Alphabet Inc.'s (GOOG, Financial) (GOOGL, Financial) Google introduced several improvements to its productivity suite, known as G Suite, during the recent Google Cloud Next conference in San Francisco. Amazon (AMZN, Financial) is slowly stepping into the business productivity segment as well, recently having launched Amazon Chime, a Skype competitor.

The competition is slowly getting there, but the problem with productivity applications is users do not like moving to a new application after getting used to the existing one that is already working well for them. In addition, moving an entire company to new productivity tools is a disruptive experience, to say the least.

Although the objective of all collaboration software is essentially the same, products from different companies will have different features and functions. A global team that is familiar with Office 365 would find it extremely difficult to move to a competitor's product because the learning curve will be steep, and let’s not forget the cost and difficulty involved in migrating to the new application suite.

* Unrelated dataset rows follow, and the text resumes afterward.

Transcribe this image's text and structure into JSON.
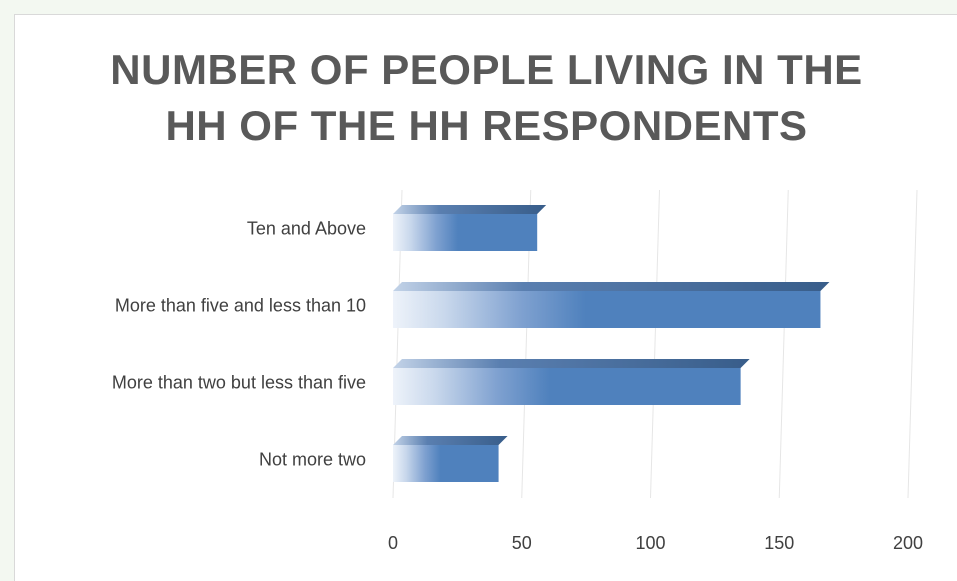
{
  "chart_data": {
    "type": "bar",
    "orientation": "horizontal",
    "title": "NUMBER OF PEOPLE LIVING IN THE\nHH OF THE HH RESPONDENTS",
    "categories": [
      "Not more two",
      "More than two but less than five",
      "More than five and less than 10",
      "Ten and Above"
    ],
    "values": [
      41,
      135,
      166,
      56
    ],
    "xlim": [
      0,
      200
    ],
    "ticks": [
      0,
      50,
      100,
      150,
      200
    ],
    "grid": "vertical",
    "legend": "none",
    "colors": {
      "bar": "#4f81bd",
      "bar_top": "#385d8a",
      "bar_light": "#eef3fa",
      "grid": "#e6e6e6"
    }
  }
}
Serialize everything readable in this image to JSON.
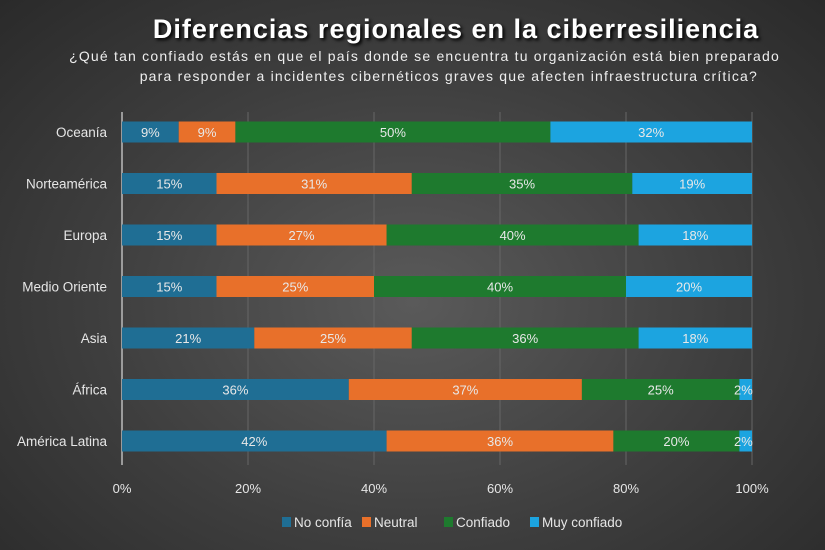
{
  "chart_data": {
    "type": "bar",
    "orientation": "horizontal-stacked-100",
    "title": "Diferencias regionales en la ciberresiliencia",
    "subtitle_lines": [
      "¿Qué tan confiado estás en que el país donde se encuentra tu organización está bien preparado",
      "para responder a incidentes cibernéticos graves que afecten infraestructura crítica?"
    ],
    "categories": [
      "Oceanía",
      "Norteamérica",
      "Europa",
      "Medio Oriente",
      "Asia",
      "África",
      "América Latina"
    ],
    "series": [
      {
        "name": "No confía",
        "color": "#1f6e94",
        "values": [
          9,
          15,
          15,
          15,
          21,
          36,
          42
        ]
      },
      {
        "name": "Neutral",
        "color": "#e8702a",
        "values": [
          9,
          31,
          27,
          25,
          25,
          37,
          36
        ]
      },
      {
        "name": "Confiado",
        "color": "#1e7a2e",
        "values": [
          50,
          35,
          40,
          40,
          36,
          25,
          20
        ]
      },
      {
        "name": "Muy confiado",
        "color": "#1ca4e0",
        "values": [
          32,
          19,
          18,
          20,
          18,
          2,
          2
        ]
      }
    ],
    "xlim": [
      0,
      100
    ],
    "xticks": [
      "0%",
      "20%",
      "40%",
      "60%",
      "80%",
      "100%"
    ],
    "grid": true,
    "legend_position": "bottom"
  }
}
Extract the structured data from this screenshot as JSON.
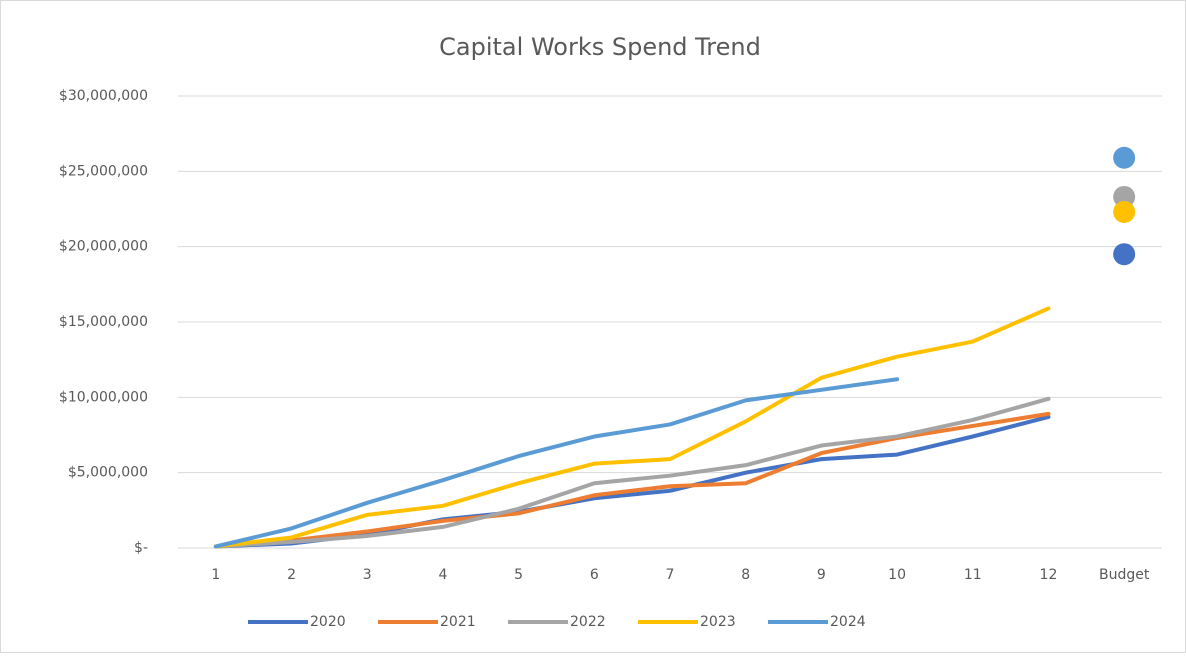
{
  "chart_data": {
    "type": "line",
    "title": "Capital Works Spend Trend",
    "categories": [
      "1",
      "2",
      "3",
      "4",
      "5",
      "6",
      "7",
      "8",
      "9",
      "10",
      "11",
      "12",
      "Budget"
    ],
    "series": [
      {
        "name": "2020",
        "color": "#4472c4",
        "values": [
          100000,
          300000,
          900000,
          1900000,
          2400000,
          3300000,
          3800000,
          5000000,
          5900000,
          6200000,
          7400000,
          8700000,
          19500000
        ]
      },
      {
        "name": "2021",
        "color": "#ed7d31",
        "values": [
          100000,
          500000,
          1100000,
          1800000,
          2300000,
          3500000,
          4100000,
          4300000,
          6300000,
          7300000,
          8100000,
          8900000,
          null
        ]
      },
      {
        "name": "2022",
        "color": "#a5a5a5",
        "values": [
          100000,
          400000,
          800000,
          1400000,
          2600000,
          4300000,
          4800000,
          5500000,
          6800000,
          7400000,
          8500000,
          9900000,
          23300000
        ]
      },
      {
        "name": "2023",
        "color": "#ffc000",
        "values": [
          100000,
          700000,
          2200000,
          2800000,
          4300000,
          5600000,
          5900000,
          8400000,
          11300000,
          12700000,
          13700000,
          15900000,
          22300000
        ]
      },
      {
        "name": "2024",
        "color": "#5b9bd5",
        "values": [
          100000,
          1300000,
          3000000,
          4500000,
          6100000,
          7400000,
          8200000,
          9800000,
          10500000,
          11200000,
          null,
          null,
          25900000
        ]
      }
    ],
    "ylim": [
      0,
      30000000
    ],
    "yticks": [
      {
        "value": 0,
        "label": "$-"
      },
      {
        "value": 5000000,
        "label": "$5,000,000"
      },
      {
        "value": 10000000,
        "label": "$10,000,000"
      },
      {
        "value": 15000000,
        "label": "$15,000,000"
      },
      {
        "value": 20000000,
        "label": "$20,000,000"
      },
      {
        "value": 25000000,
        "label": "$25,000,000"
      },
      {
        "value": 30000000,
        "label": "$30,000,000"
      }
    ],
    "grid": true,
    "legend": "bottom"
  }
}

With a base of 85 million users (more than one-fourth the size of Twitter’s (TWTR, Financial) user base), Office 365 is possibly one of the most-used commercial SaaS applications in the world, and it is growing fast. Similar to the lead Amazon has in cloud service, the advantage Microsoft has over competitors in regard to Office 365 will make it extremely hard to compete with.Â

The fact Microsoft has managed to draw attention away from its Windows licensing revenues to its newer cloud-based revenues alone is proof the company has transitioned nicely into the new growth segment.

The company will still face some cannibalization of revenues - because every new Office 365 customer is one customer lost to its standalone Office application - but the beauty of getting users to subscribe to SaaS applications is Microsoft will now be able to keep adding new functions and services on a regular basis, expanding its portfolio and revenues.

Disclosure: I have no positions in the stock mentioned above and no intention to initiate a position in the next 72 hours.